I don’t watch a lot of dance performances but conviction in my own opinions will inspire even the most uninformed post on this site. Also, I really enjoyed Chez Bushwick’s The Invention of Minus One, so I figure it at least warrants mention, even if its abstraction makes it a little difficult for those not in the field to describe. Imagine a Christian Marclay sound track built upon scratches, escalating humming sounds, repeating thuds, electronic blips and bleeps, the high pitch click of the camera shutter, add three dancers (Jonah Bokaer, Jean Freebury, and  Banu Ogan), Isaac Mizrahi’s 18th century inspired jackets with silver tights, and a video design by Michael Cole and you’re looking at the performance I saw Friday night.

If there’s a specific meaning to be gleaned from this piece though you’ll likely have some trouble figuring it out, even with a fair bit of experience in the arts.  The press release speaks of the “erasure of the moving body, and the trace of its presence” through state of the art digital choreographic software, an objective I can’t help but think they missed due to the fact that the motion capture appearing on the umbrella backdrop screen was washed out to the point of being unclear.   I didn’t notice too much in the way of physical absence either, but there were a number of death like poses taken, and dancers did move off the stage from time to time.

Rather than trying to figure out the ways The Invention of Minus One, may or may not have achieved its desired goals though, I’d rather spend the time reflecting on all the aspects of the performance I did like.   As it turns out, I respond quite positively to triangles.  The shape appeared in form of tripods, the shifting arrangement of the three video cameras, and even a game of penny triangle, each time creating the perimeters within which movement would occur.   It is also a shape that immediately collapses when one point is removed, which may explain the focus on the form.
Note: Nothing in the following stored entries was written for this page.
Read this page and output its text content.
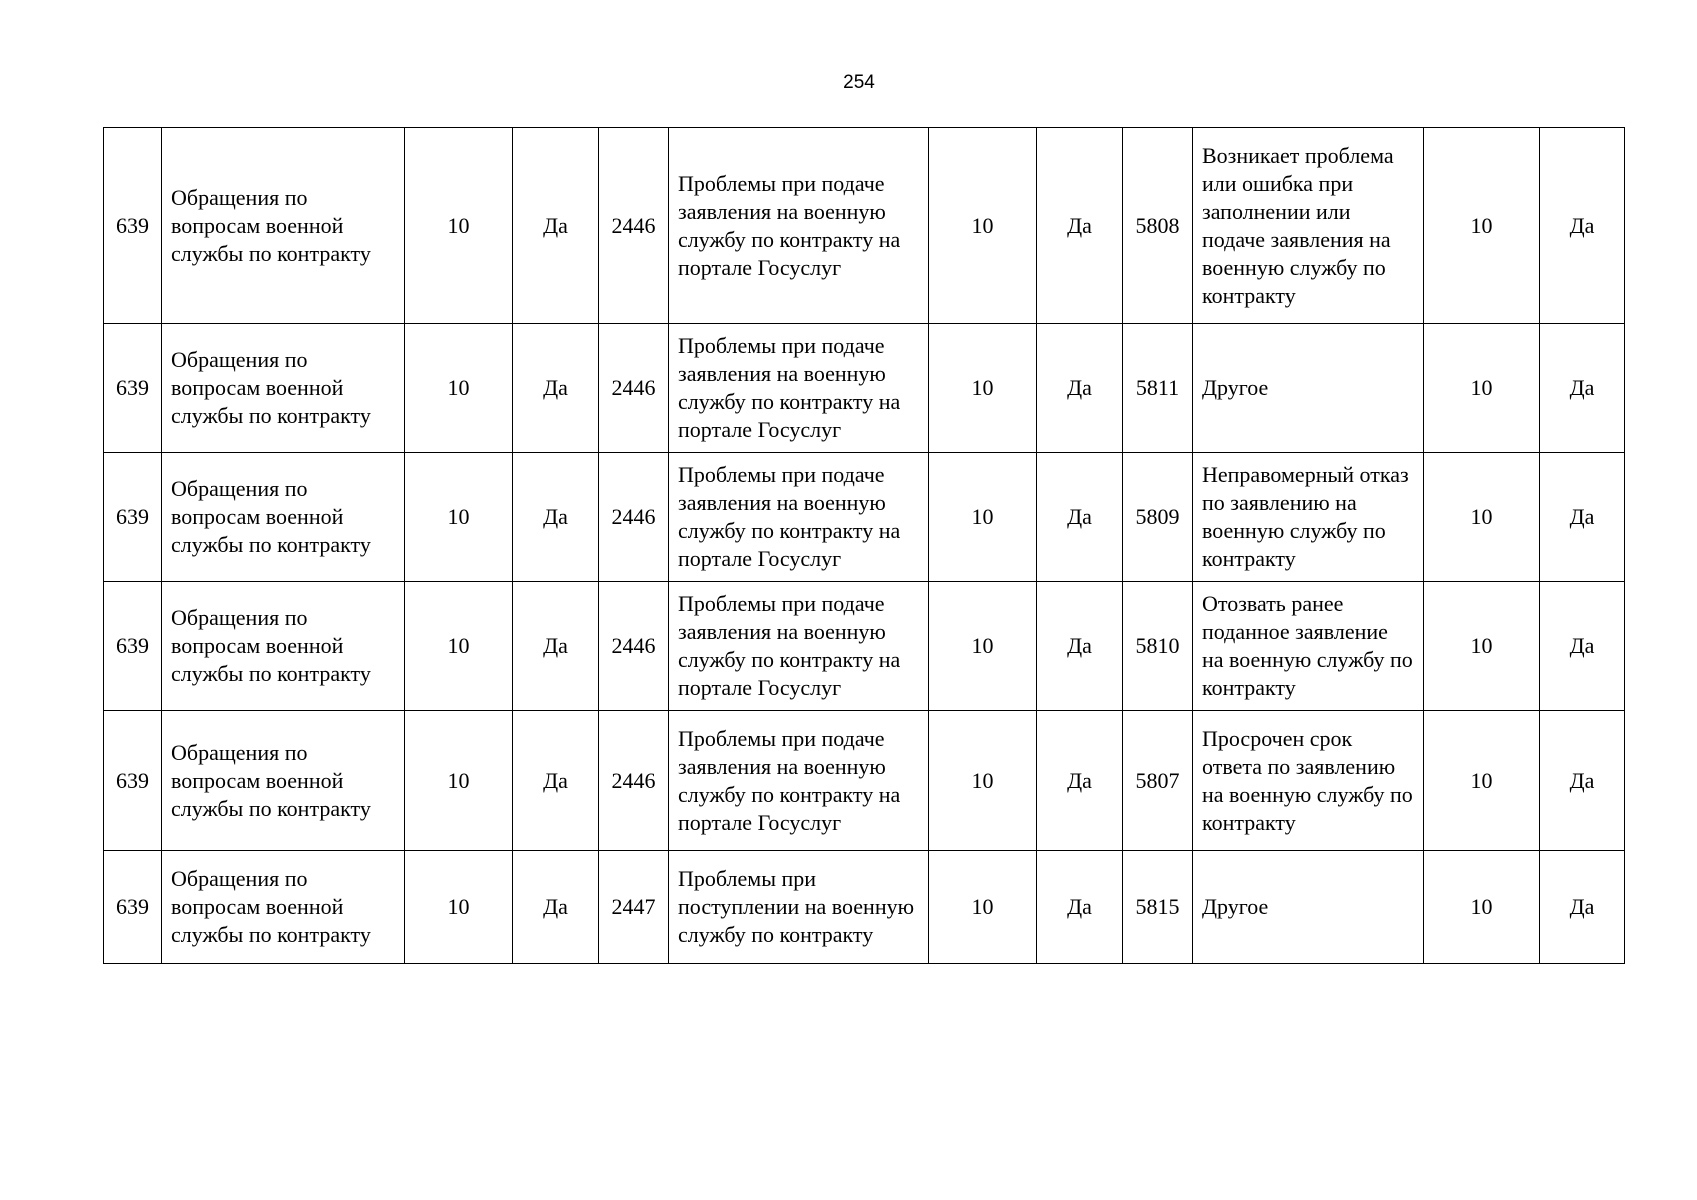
254
639	Обращения по вопросам военной службы по контракту	10	Да	2446	Проблемы при подаче заявления на военную службу по контракту на портале Госуслуг	10	Да	5808	Возникает проблема или ошибка при заполнении или подаче заявления на военную службу по контракту	10	Да
639	Обращения по вопросам военной службы по контракту	10	Да	2446	Проблемы при подаче заявления на военную службу по контракту на портале Госуслуг	10	Да	5811	Другое	10	Да
639	Обращения по вопросам военной службы по контракту	10	Да	2446	Проблемы при подаче заявления на военную службу по контракту на портале Госуслуг	10	Да	5809	Неправомерный отказ по заявлению на военную службу по контракту	10	Да
639	Обращения по вопросам военной службы по контракту	10	Да	2446	Проблемы при подаче заявления на военную службу по контракту на портале Госуслуг	10	Да	5810	Отозвать ранее поданное заявление на военную службу по контракту	10	Да
639	Обращения по вопросам военной службы по контракту	10	Да	2446	Проблемы при подаче заявления на военную службу по контракту на портале Госуслуг	10	Да	5807	Просрочен срок ответа по заявлению на военную службу по контракту	10	Да
639	Обращения по вопросам военной службы по контракту	10	Да	2447	Проблемы при поступлении на военную службу по контракту	10	Да	5815	Другое	10	Да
As for the precision of movement, and which performers this work builds upon, you’ll need to seek out an actual dance expert for that.  For what it’s worth however, projection not withstanding, the other elements in the show seemed largely in place; the body movements unexpected and the use props fantastic.  After all, while three umbrellas were used on stage, the show never deteriorated into an umbrella twirling fest.  If the collaborative achieved nothing else, it should certainly serve as an example to the would be umbrella prop community that there are more ways to use the thing than Busby Berkeley envisioned for us.